Zaw Oo also suggested companies would reap dividends by upgrading their management practices to achieve improvements in productivity. “Having good relations between employers and workers is very important,” he said.
Ministry of Labour, Immigration and Population permanent secretary U Myo Aung agreed.
“Although the government sets the rate, employers might adjust their payment rates to motivate good workers,” he said.
Union leaders say one of the biggest challenges they face is the attitude of employers. They say that instead of negotiating courteously, most employers have a hostile attitude towards organised labour and regard union members as the enemy.
Ma Moe Moe Aye, a labour leader at a Yangon garment factory, said its owners unfairly pressured her and her colleagues.
“They pressured us indirectly, such as by discriminating in favour of non-union workers,” she said.
Although employees at big enterprises complain about unfair treatment, workers in the informal sector sometimes enjoy better pay than the minimum wage.

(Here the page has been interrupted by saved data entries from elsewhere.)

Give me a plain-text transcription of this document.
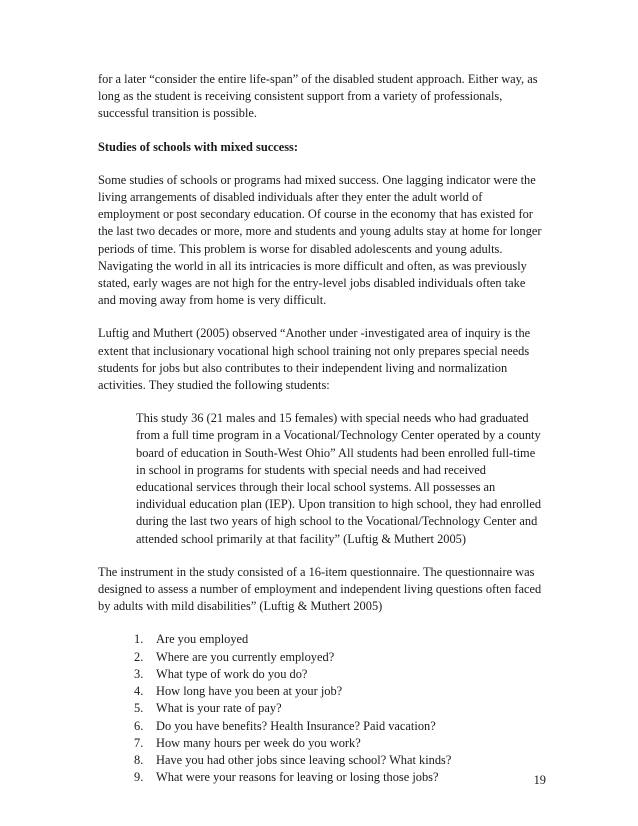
for a later “consider the entire life-span” of the disabled student approach. Either way, as long as the student is receiving consistent support from a variety of professionals, successful transition is possible.

Studies of schools with mixed success:

Some studies of schools or programs had mixed success. One lagging indicator were the living arrangements of disabled individuals after they enter the adult world of employment or post secondary education. Of course in the economy that has existed for the last two decades or more, more and students and young adults stay at home for longer periods of time. This problem is worse for disabled adolescents and young adults. Navigating the world in all its intricacies is more difficult and often, as was previously stated, early wages are not high for the entry-level jobs disabled individuals often take and moving away from home is very difficult.

Luftig and Muthert (2005) observed “Another under -investigated area of inquiry is the extent that inclusionary vocational high school training not only prepares special needs students for jobs but also contributes to their independent living and normalization activities. They studied the following students:

This study 36 (21 males and 15 females) with special needs who had graduated from a full time program in a Vocational/Technology Center operated by a county board of education in South-West Ohio” All students had been enrolled full-time in school in programs for students with special needs and had received educational services through their local school systems. All possesses an individual education plan (IEP). Upon transition to high school, they had enrolled during the last two years of high school to the Vocational/Technology Center and attended school primarily at that facility” (Luftig & Muthert 2005)

The instrument in the study consisted of a 16-item questionnaire. The questionnaire was designed to assess a number of employment and independent living questions often faced by adults with mild disabilities” (Luftig & Muthert 2005)

1. Are you employed
2. Where are you currently employed?
3. What type of work do you do?
4. How long have you been at your job?
5. What is your rate of pay?
6. Do you have benefits? Health Insurance? Paid vacation?
7. How many hours per week do you work?
8. Have you had other jobs since leaving school? What kinds?
9. What were your reasons for leaving or losing those jobs?	19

Ko Kyaw Kyaw runs an aluminium decoration business that has seven workers, the newest of whom is paid K5,000 a day despite being unskilled. After about six months salaries are increased to K6,000 or K7,000, said Kyaw Kyaw, whose business is neither licensed nor registered.
Zaw Oo said encouraging informal businesses to register and pay taxes is one of the biggest challenges for building Myanmar’s macroeconomy and could take a decade to achieve.
“Step by step, we need to get them into the formal sector,” he said. “If so, we can reduce limitations to reach every employee or worker to be able to earn the minimum wage.”